Autónoma e interconectada. El intercambio comercial entre los países sudamericanos es cada vez más intenso: Brasil, por ejemplo, es el principal socio comercial de Argentina, Colombia lo es de Venezuela y Ecuador de Colombia. Las inversiones internas también aumentan, tal como lo demuestra la penetración de las multinacionales brasileñas en varios países de la región (el hecho de que la cerveza-emblema argentina, Quilmes, hoy sea propiedad de la Brahma es sintomático). Y esto se refleja a su vez en las lógicas del transporte y la infraestructura: quizá la mejor ilustración de ello sea la construcción del segundo puente sobre el río Orinoco, en Venezuela, de 156 metros de longitud, cuatro canales vehiculares y una vía férrea, a un costo de 1220 millones de dólares, financiado por el gobierno de Lula a través del BNDES, con el objetivo de abaratar los costos de flete para los productos brasileros que se exportan a los mercados del Atlántico. Por último, la interconexión energética también aumenta, y crea lazos de dependencia mutua: Brasil se abastece de gas en Bolivia, Argentina le compra fuel oil a Venezuela, Chile adquiere gas a la Argentina, Brasil le compra energía eléctrica a Paraguay y Venezuela –aunque usted no lo crea– importa gas desde Colombia.

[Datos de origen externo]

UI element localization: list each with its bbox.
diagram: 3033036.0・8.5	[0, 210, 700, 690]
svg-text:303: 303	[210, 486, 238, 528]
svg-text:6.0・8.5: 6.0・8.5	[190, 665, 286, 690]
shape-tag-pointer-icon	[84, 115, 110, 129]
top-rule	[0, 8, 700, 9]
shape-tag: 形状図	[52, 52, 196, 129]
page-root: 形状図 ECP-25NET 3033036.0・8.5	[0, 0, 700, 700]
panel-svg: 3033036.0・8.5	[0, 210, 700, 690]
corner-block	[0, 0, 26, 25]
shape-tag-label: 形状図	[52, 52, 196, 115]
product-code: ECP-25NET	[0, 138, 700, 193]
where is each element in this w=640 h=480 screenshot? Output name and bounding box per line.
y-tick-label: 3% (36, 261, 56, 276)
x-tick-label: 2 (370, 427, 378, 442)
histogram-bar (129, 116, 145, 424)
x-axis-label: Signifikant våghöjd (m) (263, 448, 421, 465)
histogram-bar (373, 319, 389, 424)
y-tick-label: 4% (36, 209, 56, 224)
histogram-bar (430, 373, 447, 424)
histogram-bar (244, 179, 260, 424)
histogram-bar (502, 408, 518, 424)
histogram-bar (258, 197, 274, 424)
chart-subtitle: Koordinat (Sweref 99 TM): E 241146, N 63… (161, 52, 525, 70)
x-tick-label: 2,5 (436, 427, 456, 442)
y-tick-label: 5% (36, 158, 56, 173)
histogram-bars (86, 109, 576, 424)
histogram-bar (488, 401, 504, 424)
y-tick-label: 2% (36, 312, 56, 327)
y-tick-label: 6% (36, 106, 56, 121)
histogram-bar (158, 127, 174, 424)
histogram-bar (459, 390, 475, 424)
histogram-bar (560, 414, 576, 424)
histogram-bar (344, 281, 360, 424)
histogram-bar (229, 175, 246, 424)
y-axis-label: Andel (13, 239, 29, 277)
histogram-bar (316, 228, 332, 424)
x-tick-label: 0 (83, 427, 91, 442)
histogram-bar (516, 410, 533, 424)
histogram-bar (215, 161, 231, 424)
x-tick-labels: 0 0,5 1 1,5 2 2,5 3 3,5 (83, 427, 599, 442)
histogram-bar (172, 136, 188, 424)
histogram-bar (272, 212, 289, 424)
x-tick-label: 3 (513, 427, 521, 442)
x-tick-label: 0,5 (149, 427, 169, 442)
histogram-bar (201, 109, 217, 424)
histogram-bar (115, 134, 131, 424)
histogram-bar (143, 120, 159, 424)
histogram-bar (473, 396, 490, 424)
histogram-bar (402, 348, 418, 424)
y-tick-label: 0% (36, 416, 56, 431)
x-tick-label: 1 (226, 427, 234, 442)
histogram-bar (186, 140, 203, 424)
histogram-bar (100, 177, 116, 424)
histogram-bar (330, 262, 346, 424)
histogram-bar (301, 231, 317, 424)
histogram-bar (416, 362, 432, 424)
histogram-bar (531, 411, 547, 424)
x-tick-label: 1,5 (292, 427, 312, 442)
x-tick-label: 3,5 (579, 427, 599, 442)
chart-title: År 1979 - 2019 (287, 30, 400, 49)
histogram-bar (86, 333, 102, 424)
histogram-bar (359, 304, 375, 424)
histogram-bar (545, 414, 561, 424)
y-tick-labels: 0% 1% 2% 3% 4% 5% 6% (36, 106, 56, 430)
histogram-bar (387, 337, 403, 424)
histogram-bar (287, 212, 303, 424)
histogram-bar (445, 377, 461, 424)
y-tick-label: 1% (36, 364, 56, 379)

Todo esto define una región más densa, donde los países que la conforman dependen cada vez más el uno del otro, a lo que se suma el dato, a menudo soslayado, de que América del Sur se afirma como un espacio de paz, de hecho uno de los pocos que hoy existen en el planeta (el conflicto colombiano, la única excepción, no es una guerra entre Estados sino una “guerra civil de baja intensidad” que, desideologización de la guerrilla mediante, asume, cada vez más, la forma de una clásica lucha contra el crimen organizado). Por todos estos motivos, América del Sur conforma lo que Félix Peña define como un “subsistema regional diferenciado” (“La gobernabilidad del espacio geográfico regional Sudamericano”, UNAM). Un espacio que, como las mujeres que realmente valen la pena, tiene su propia personalidad, su carácter.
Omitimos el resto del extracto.